The provincial greenbelt plan provides provincial policy status to the Rouge park and watershed plans. I know that the current protection for the park is a patchwork of about 11 different policies and plans. The federal government agreed to meet all of those existing plans. I agree that they are patchwork, but the federal government agreed that it would ensure that the new legislation, Bill C-40, would meet or exceed the protections provided for this park.
The provincial minister sent a letter to the federal minister, who, I must add, has not yet spoken on this bill once. We have reached third reading, the last stage of this bill, and the current minister of the environment who is responsible for this has not even spoken on the bill once, which I think is absolutely shameful. I have digressed a little.
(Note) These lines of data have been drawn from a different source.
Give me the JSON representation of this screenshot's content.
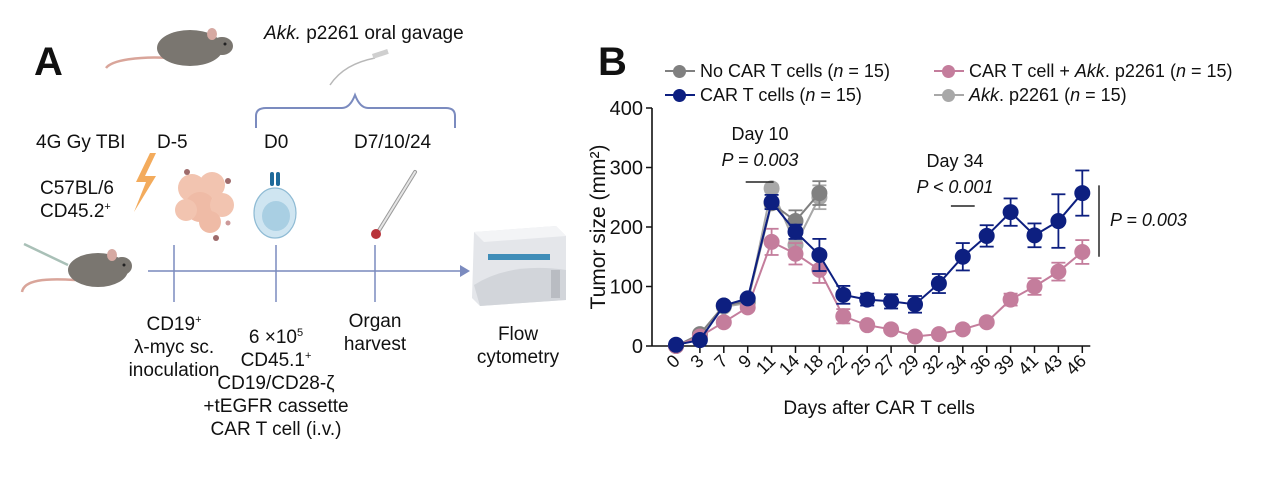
{
  "panel_a": {
    "letter": "A",
    "gavage_prefix": "Akk.",
    "gavage_rest": " p2261 oral gavage",
    "tbi": "4G Gy TBI",
    "strain_line1": "C57BL/6",
    "strain_line2": "CD45.2",
    "strain_sup": "+",
    "timepoints": [
      "D-5",
      "D0",
      "D7/10/24"
    ],
    "step1": {
      "line1": "CD19",
      "sup": "+",
      "line2": "λ-myc sc.",
      "line3": "inoculation"
    },
    "step2": {
      "line1a": "6 ×10",
      "line1sup": "5",
      "line2": "CD45.1",
      "line2sup": "+",
      "line3": "CD19/CD28-ζ",
      "line4": "+tEGFR cassette",
      "line5": "CAR T cell (i.v.)"
    },
    "step3": {
      "line1": "Organ",
      "line2": "harvest"
    },
    "step4": {
      "line1": "Flow",
      "line2": "cytometry"
    },
    "colors": {
      "timeline": "#7b8bbf",
      "mouse": "#7a7670",
      "bolt": "#f3ab5c",
      "tumor": "#f2c4b0",
      "cell": "#b9d9ea",
      "receptor": "#1f6a9a"
    }
  },
  "panel_b": {
    "letter": "B",
    "legend": [
      {
        "name": "No CAR T cells",
        "n": "15",
        "color": "#808080",
        "italic_prefix": ""
      },
      {
        "name": "CAR T cells",
        "n": "15",
        "color": "#0d1f80",
        "italic_prefix": ""
      },
      {
        "name": "CAR T cell + ",
        "n": "15",
        "color": "#c47d9c",
        "italic_prefix": "",
        "italic_mid": "Akk",
        "after_mid": ". p2261"
      },
      {
        "name": ". p2261",
        "n": "15",
        "color": "#a8a8a8",
        "italic_prefix": "Akk"
      }
    ],
    "annotations": {
      "day10_title": "Day 10",
      "day10_p": "P = 0.003",
      "day34_title": "Day 34",
      "day34_p": "P < 0.001",
      "overall_p": "P = 0.003"
    }
  },
  "chart_data": {
    "type": "line",
    "title": "",
    "xlabel": "Days after CAR T cells",
    "ylabel": "Tumor size (mm²)",
    "ylim": [
      0,
      400
    ],
    "yticks": [
      0,
      100,
      200,
      300,
      400
    ],
    "x": [
      0,
      3,
      7,
      9,
      11,
      14,
      18,
      22,
      25,
      27,
      29,
      32,
      34,
      36,
      39,
      41,
      43,
      46
    ],
    "xtick_labels": [
      "0",
      "3",
      "7",
      "9",
      "11",
      "14",
      "18",
      "22",
      "25",
      "27",
      "29",
      "32",
      "34",
      "36",
      "39",
      "41",
      "43",
      "46"
    ],
    "grid": false,
    "legend_position": "top",
    "series": [
      {
        "name": "Akk. p2261 (n = 15)",
        "color": "#a8a8a8",
        "values": [
          0,
          18,
          66,
          72,
          265,
          170,
          250
        ],
        "errors": [
          0,
          3,
          5,
          6,
          6,
          8,
          20
        ]
      },
      {
        "name": "No CAR T cells (n = 15)",
        "color": "#808080",
        "values": [
          0,
          20,
          68,
          75,
          240,
          210,
          257
        ],
        "errors": [
          0,
          3,
          5,
          5,
          8,
          18,
          20
        ]
      },
      {
        "name": "CAR T cell + Akk. p2261 (n = 15)",
        "color": "#c47d9c",
        "values": [
          0,
          16,
          40,
          65,
          175,
          155,
          128,
          50,
          35,
          28,
          16,
          20,
          28,
          40,
          78,
          100,
          125,
          158
        ],
        "errors": [
          0,
          2,
          4,
          5,
          22,
          18,
          22,
          12,
          4,
          4,
          3,
          3,
          3,
          4,
          10,
          14,
          15,
          20
        ]
      },
      {
        "name": "CAR T cells (n = 15)",
        "color": "#0d1f80",
        "values": [
          2,
          10,
          68,
          80,
          242,
          192,
          153,
          86,
          78,
          75,
          70,
          105,
          150,
          185,
          225,
          186,
          210,
          257
        ],
        "errors": [
          0,
          2,
          4,
          5,
          12,
          12,
          27,
          15,
          10,
          12,
          14,
          16,
          23,
          18,
          23,
          20,
          45,
          38
        ]
      }
    ],
    "significance": [
      {
        "label": "Day 10",
        "p": "P = 0.003",
        "x_from": 9,
        "x_to": 11
      },
      {
        "label": "Day 34",
        "p": "P < 0.001",
        "x_from": 32,
        "x_to": 36
      },
      {
        "label": "overall",
        "p": "P = 0.003",
        "y_from": 150,
        "y_to": 270
      }
    ]
  }
}
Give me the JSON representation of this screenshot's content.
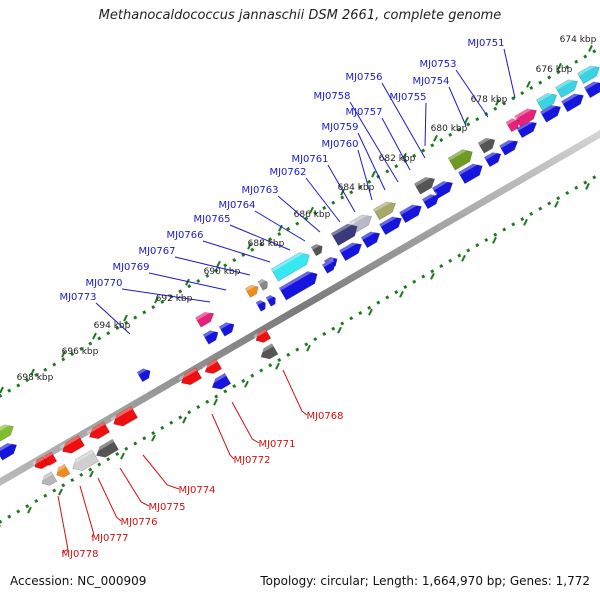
{
  "title": "Methanocaldococcus jannaschii DSM 2661, complete genome",
  "footer": {
    "accession": "Accession: NC_000909",
    "summary": "Topology: circular; Length: 1,664,970 bp; Genes: 1,772"
  },
  "colors": {
    "forward_label": "#1a1acc",
    "reverse_label": "#d01010",
    "tick": "#1e7a1e",
    "backbone": "#8c8c8c"
  },
  "kbp_ticks": [
    "674 kbp",
    "676 kbp",
    "678 kbp",
    "680 kbp",
    "682 kbp",
    "684 kbp",
    "686 kbp",
    "688 kbp",
    "690 kbp",
    "692 kbp",
    "694 kbp",
    "696 kbp",
    "698 kbp"
  ],
  "forward_labels": [
    "MJ0751",
    "MJ0753",
    "MJ0754",
    "MJ0755",
    "MJ0756",
    "MJ0757",
    "MJ0758",
    "MJ0759",
    "MJ0760",
    "MJ0761",
    "MJ0762",
    "MJ0763",
    "MJ0764",
    "MJ0765",
    "MJ0766",
    "MJ0767",
    "MJ0769",
    "MJ0770",
    "MJ0773"
  ],
  "reverse_labels": [
    "MJ0768",
    "MJ0771",
    "MJ0772",
    "MJ0774",
    "MJ0775",
    "MJ0776",
    "MJ0777",
    "MJ0778"
  ]
}
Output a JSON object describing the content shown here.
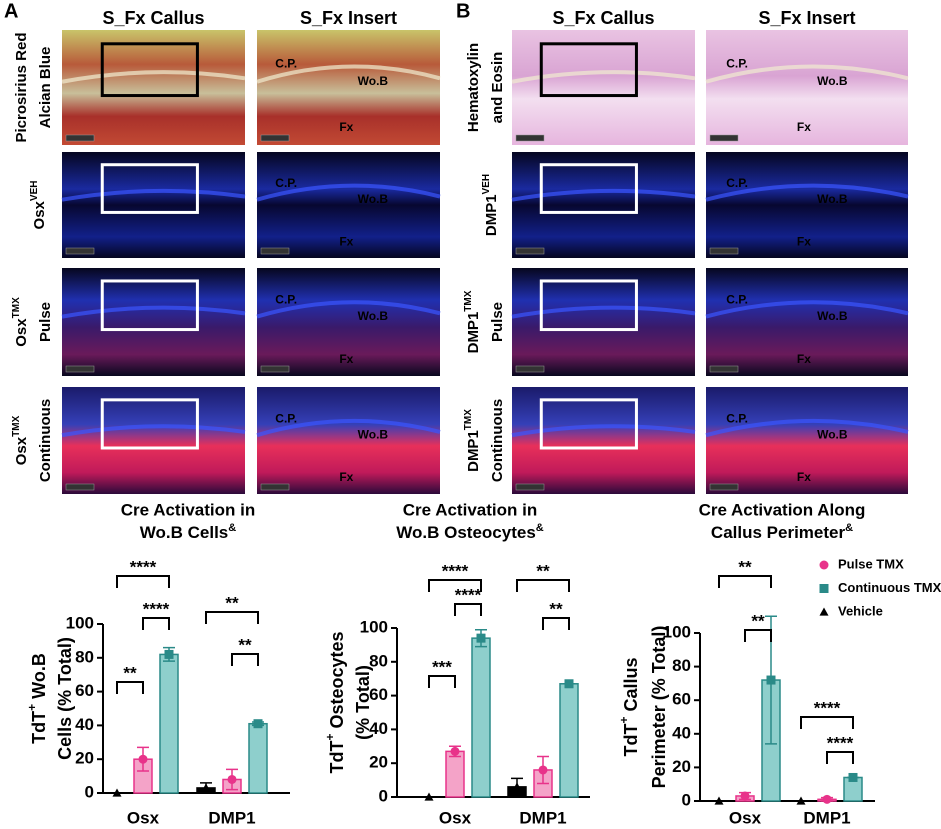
{
  "panels": [
    {
      "letter": "A",
      "columns": [
        "S_Fx Callus",
        "S_Fx Insert"
      ],
      "rows": [
        {
          "main": "Picrosirius Red",
          "line2": "Alcian Blue",
          "insert_labels": [
            "C.P.",
            "Wo.B",
            "Fx"
          ]
        },
        {
          "main": "Osx",
          "sup": "VEH",
          "insert_labels": [
            "C.P.",
            "Wo.B",
            "Fx"
          ]
        },
        {
          "main": "Osx",
          "sup": "TMX",
          "line2": "Pulse",
          "insert_labels": [
            "C.P.",
            "Wo.B",
            "Fx"
          ]
        },
        {
          "main": "Osx",
          "sup": "TMX",
          "line2": "Continuous",
          "insert_labels": [
            "C.P.",
            "Wo.B",
            "Fx"
          ]
        }
      ]
    },
    {
      "letter": "B",
      "columns": [
        "S_Fx Callus",
        "S_Fx Insert"
      ],
      "rows": [
        {
          "main": "Hematoxylin",
          "line2": "and Eosin",
          "insert_labels": [
            "C.P.",
            "Wo.B",
            "Fx"
          ]
        },
        {
          "main": "DMP1",
          "sup": "VEH",
          "insert_labels": [
            "C.P.",
            "Wo.B",
            "Fx"
          ]
        },
        {
          "main": "DMP1",
          "sup": "TMX",
          "line2": "Pulse",
          "insert_labels": [
            "C.P.",
            "Wo.B",
            "Fx"
          ]
        },
        {
          "main": "DMP1",
          "sup": "TMX",
          "line2": "Continuous",
          "insert_labels": [
            "C.P.",
            "Wo.B",
            "Fx"
          ]
        }
      ]
    }
  ],
  "legend": [
    {
      "name": "Pulse TMX",
      "color": "#e8338a",
      "fill": "#f4a3c8",
      "marker": "circle"
    },
    {
      "name": "Continuous TMX",
      "color": "#2a8a88",
      "fill": "#8ecfcc",
      "marker": "square"
    },
    {
      "name": "Vehicle",
      "color": "#000000",
      "fill": "#000000",
      "marker": "triangle"
    }
  ],
  "chart_data": [
    {
      "type": "bar",
      "title": {
        "line1": "Cre Activation in",
        "line2": "Wo.B Cells",
        "sup": "&"
      },
      "ylabel": {
        "line1": "TdT",
        "sup": "+",
        "rest": " Wo.B",
        "line2": "Cells (% Total)"
      },
      "categories": [
        "Osx",
        "DMP1"
      ],
      "series": [
        {
          "values": [
            20,
            8
          ],
          "errors": [
            7,
            6
          ]
        },
        {
          "values": [
            82,
            41
          ],
          "errors": [
            4,
            1
          ]
        },
        {
          "values": [
            0,
            3
          ],
          "errors": [
            0,
            3
          ]
        }
      ],
      "ylim": [
        0,
        100
      ],
      "yticks": [
        0,
        20,
        40,
        60,
        80,
        100
      ],
      "significance": [
        "****",
        "****",
        "**",
        "**",
        "**"
      ]
    },
    {
      "type": "bar",
      "title": {
        "line1": "Cre Activation in",
        "line2": "Wo.B Osteocytes",
        "sup": "&"
      },
      "ylabel": {
        "line1": "TdT",
        "sup": "+",
        "rest": " Osteocytes",
        "line2": "(% Total)"
      },
      "categories": [
        "Osx",
        "DMP1"
      ],
      "series": [
        {
          "values": [
            27,
            16
          ],
          "errors": [
            3,
            8
          ]
        },
        {
          "values": [
            94,
            67
          ],
          "errors": [
            5,
            0
          ]
        },
        {
          "values": [
            0,
            6
          ],
          "errors": [
            0,
            5
          ]
        }
      ],
      "ylim": [
        0,
        100
      ],
      "yticks": [
        0,
        20,
        40,
        60,
        80,
        100
      ],
      "significance": [
        "****",
        "****",
        "***",
        "**",
        "**"
      ]
    },
    {
      "type": "bar",
      "title": {
        "line1": "Cre Activation Along",
        "line2": "Callus Perimeter",
        "sup": "&"
      },
      "ylabel": {
        "line1": "TdT",
        "sup": "+",
        "rest": " Callus",
        "line2": "Perimeter (% Total)"
      },
      "categories": [
        "Osx",
        "DMP1"
      ],
      "series": [
        {
          "values": [
            3,
            1
          ],
          "errors": [
            2,
            1
          ]
        },
        {
          "values": [
            72,
            14
          ],
          "errors": [
            38,
            0
          ]
        },
        {
          "values": [
            0,
            0
          ],
          "errors": [
            0,
            0
          ]
        }
      ],
      "ylim": [
        0,
        100
      ],
      "yticks": [
        0,
        20,
        40,
        60,
        80,
        100
      ],
      "significance": [
        "**",
        "**",
        "****",
        "****"
      ]
    }
  ]
}
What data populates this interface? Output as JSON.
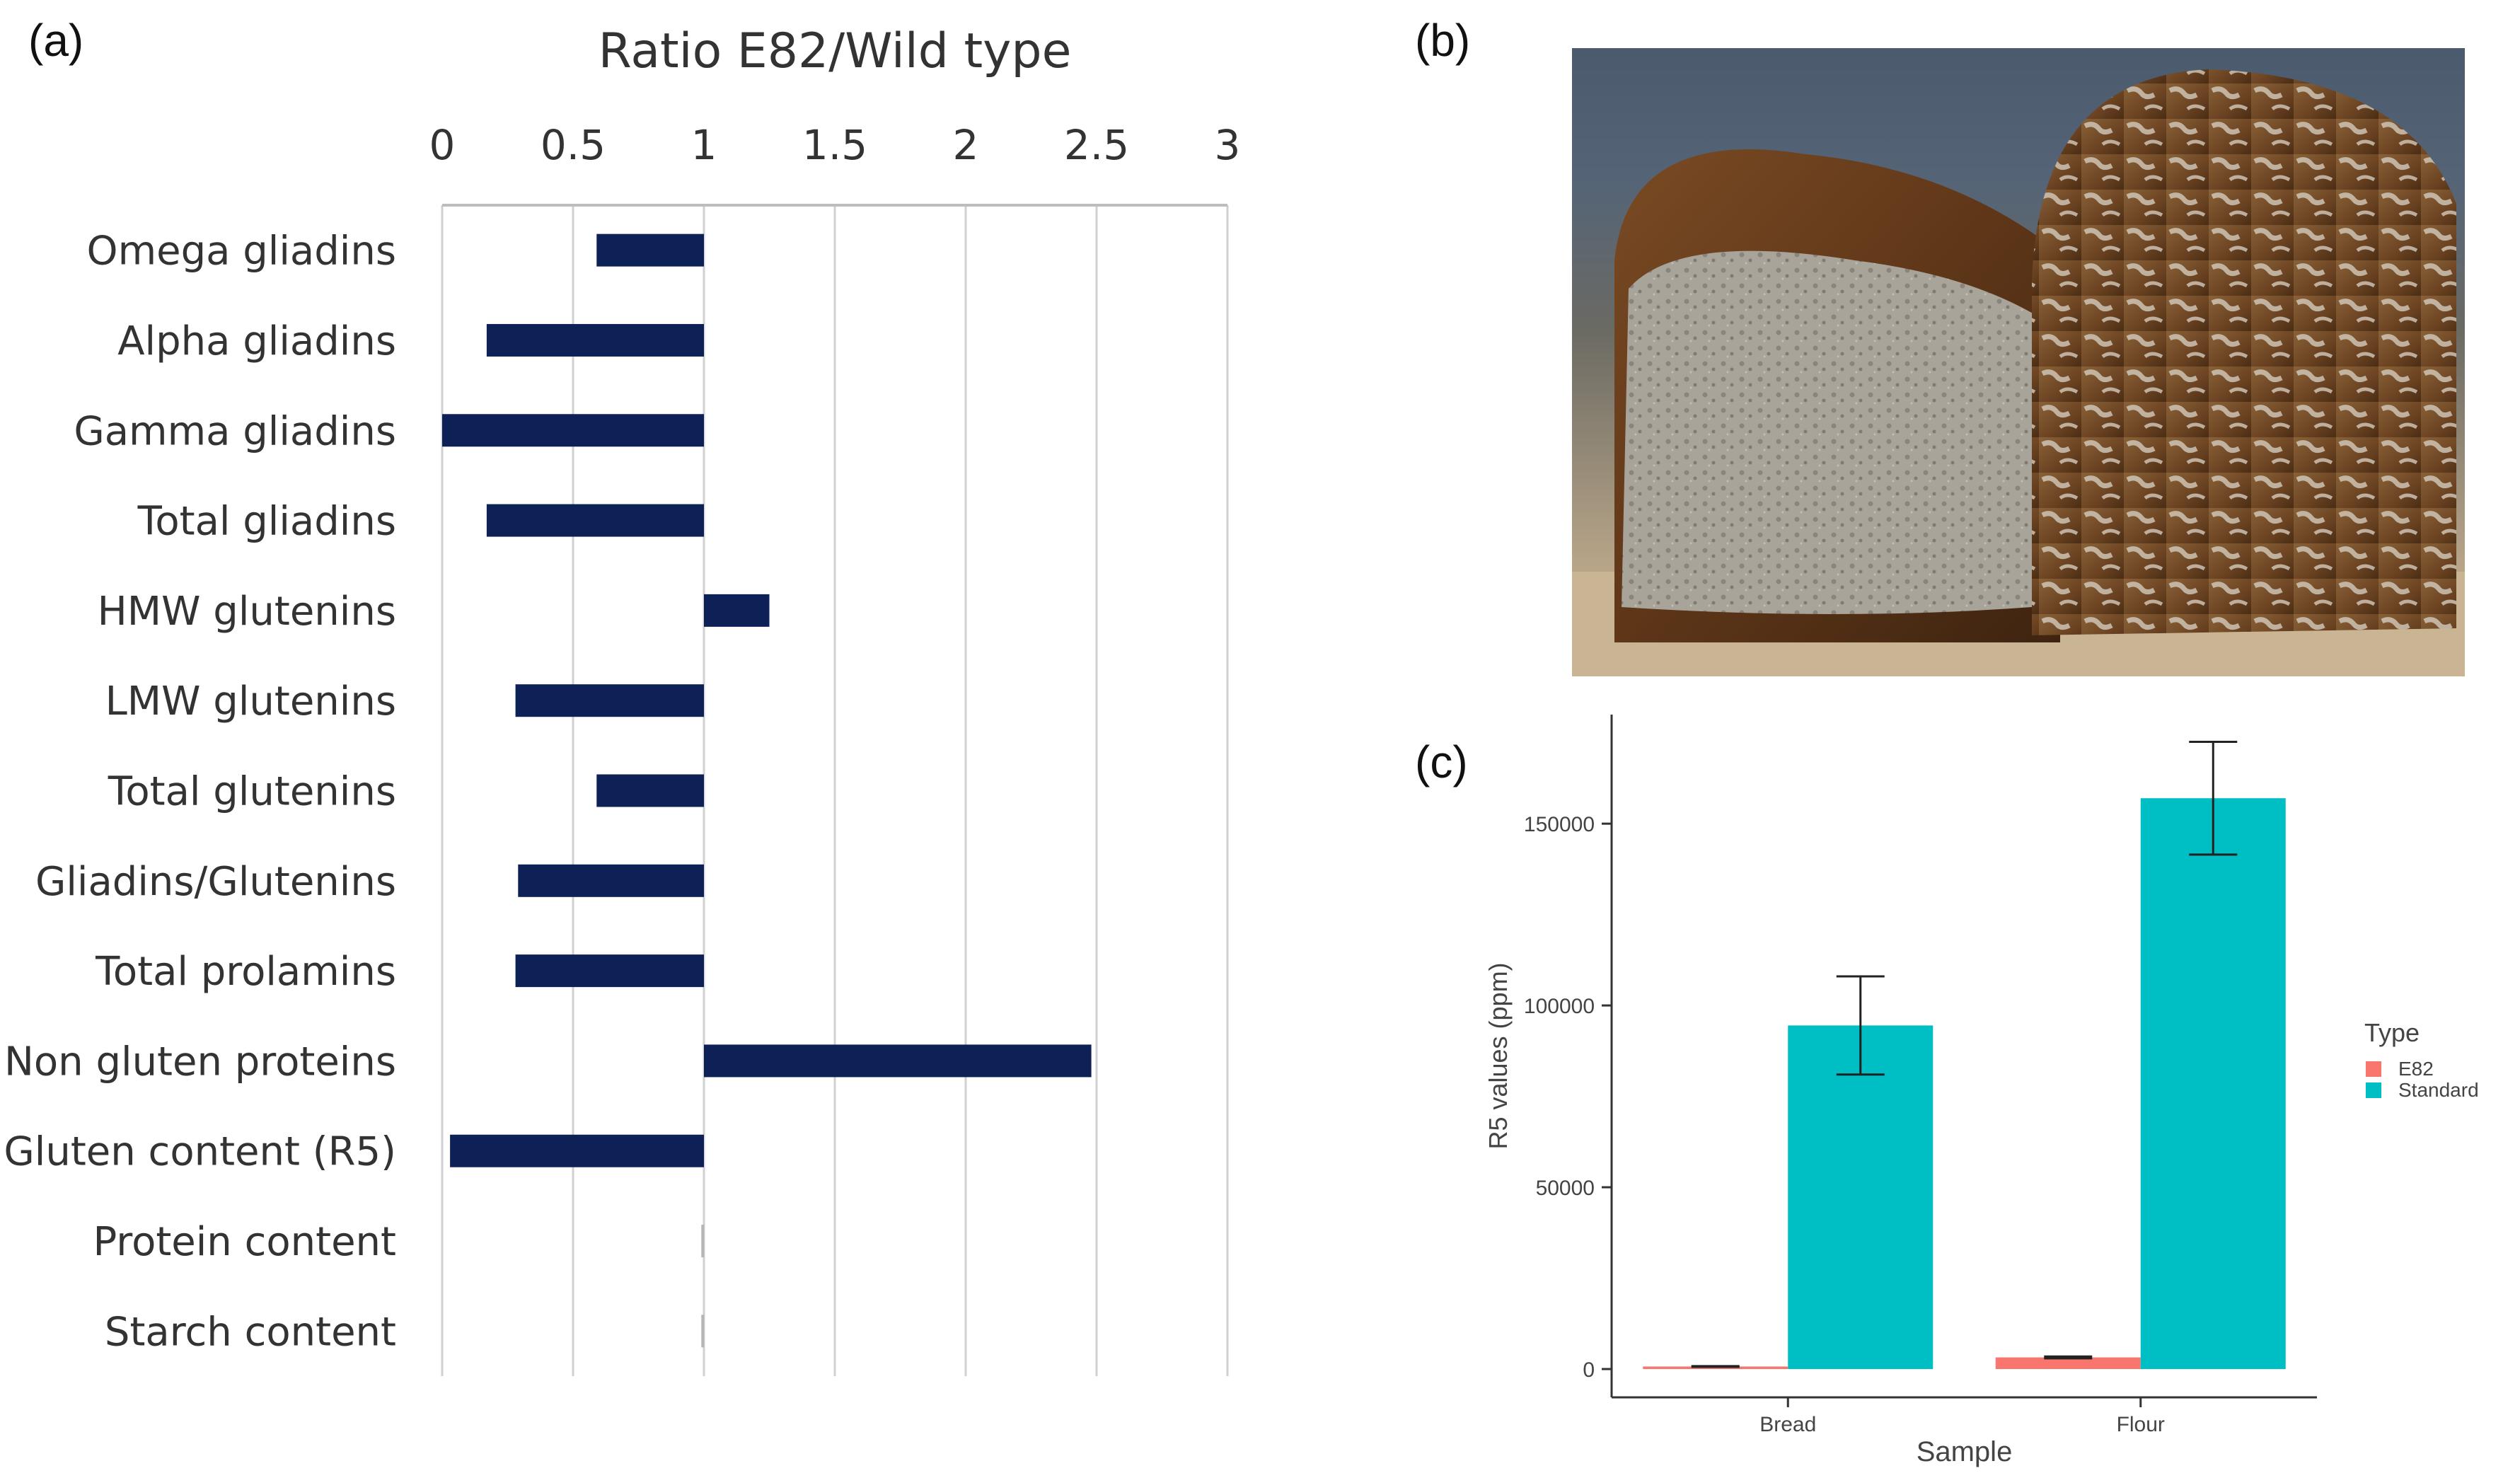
{
  "panel_labels": {
    "a": "(a)",
    "b": "(b)",
    "c": "(c)"
  },
  "chart_data": [
    {
      "id": "a",
      "type": "bar",
      "orientation": "horizontal",
      "title": "Ratio E82/Wild type",
      "xlim": [
        0,
        3
      ],
      "ticks": [
        "0",
        "0.5",
        "1",
        "1.5",
        "2",
        "2.5",
        "3"
      ],
      "tick_values": [
        0,
        0.5,
        1,
        1.5,
        2,
        2.5,
        3
      ],
      "baseline": 1,
      "categories": [
        "Omega gliadins",
        "Alpha gliadins",
        "Gamma gliadins",
        "Total gliadins",
        "HMW glutenins",
        "LMW glutenins",
        "Total glutenins",
        "Gliadins/Glutenins",
        "Total prolamins",
        "Non gluten proteins",
        "Gluten content (R5)",
        "Protein content",
        "Starch content"
      ],
      "values": [
        0.59,
        0.17,
        0.0,
        0.17,
        1.25,
        0.28,
        0.59,
        0.29,
        0.28,
        2.48,
        0.03,
        0.99,
        0.99
      ],
      "bar_color": "#0e2157",
      "grid": true
    },
    {
      "id": "c",
      "type": "bar",
      "title": "",
      "xlabel": "Sample",
      "ylabel": "R5 values (ppm)",
      "categories": [
        "Bread",
        "Flour"
      ],
      "ylim": [
        0,
        180000
      ],
      "yticks": [
        "0",
        "50000",
        "100000",
        "150000"
      ],
      "ytick_values": [
        0,
        50000,
        100000,
        150000
      ],
      "series": [
        {
          "name": "E82",
          "color": "#f8766d",
          "values": [
            700,
            3200
          ],
          "error": [
            100,
            250
          ]
        },
        {
          "name": "Standard",
          "color": "#00bfc4",
          "values": [
            94500,
            157000
          ],
          "error": [
            13500,
            15500
          ]
        }
      ],
      "legend": {
        "title": "Type",
        "placement": "right"
      },
      "grid": false
    }
  ]
}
I will paraphrase a letter that the provincial minister of economic development, employment and infrastructure wrote to the federal minister, as I do not have time to quote it. He basically said that the protections for the park in Bill C-40 are much less than what already exist in Ontario through the existing provincial policies and plans. The current state would enhance the ecological integrity of the proposed Rouge national urban park. The provincial minister said that he would not be able to transfer the 5,400 acres of lands currently owned by the provincial government for the creation of the Rouge national urban park.
That takes us right to my third point of the 100 square kilometre park. The community dreamed of a 100 square kilometre park, which would be absolutely amazing, but then the government proposed a study area of 58 square kilometres. Now, with the provincial government not willing to transfer more than 25 square kilometres of land, this new national park would be less than one quarter of the size all of us on the ground had dreamed of for decades.
I am going to read a little bit from a letter that was sent to all members of Parliament from seven different environmental organizations. They asked us not to support Bill C-40 at third reading. They said that they had attempted to make it better, to work with the agricultural community, environmentalists, and the government. They opposed passage of this flawed bill, saying that it would not be good for the Rouge national urban park.
Mr. Speaker, that is why I am giving you and all the people who care about the Rouge park my word today that I will be working on writing a new private member's bill that would improve this bill. I look forward to being able to table that in the House and eventually seeing it become legislation once we have an NDP government.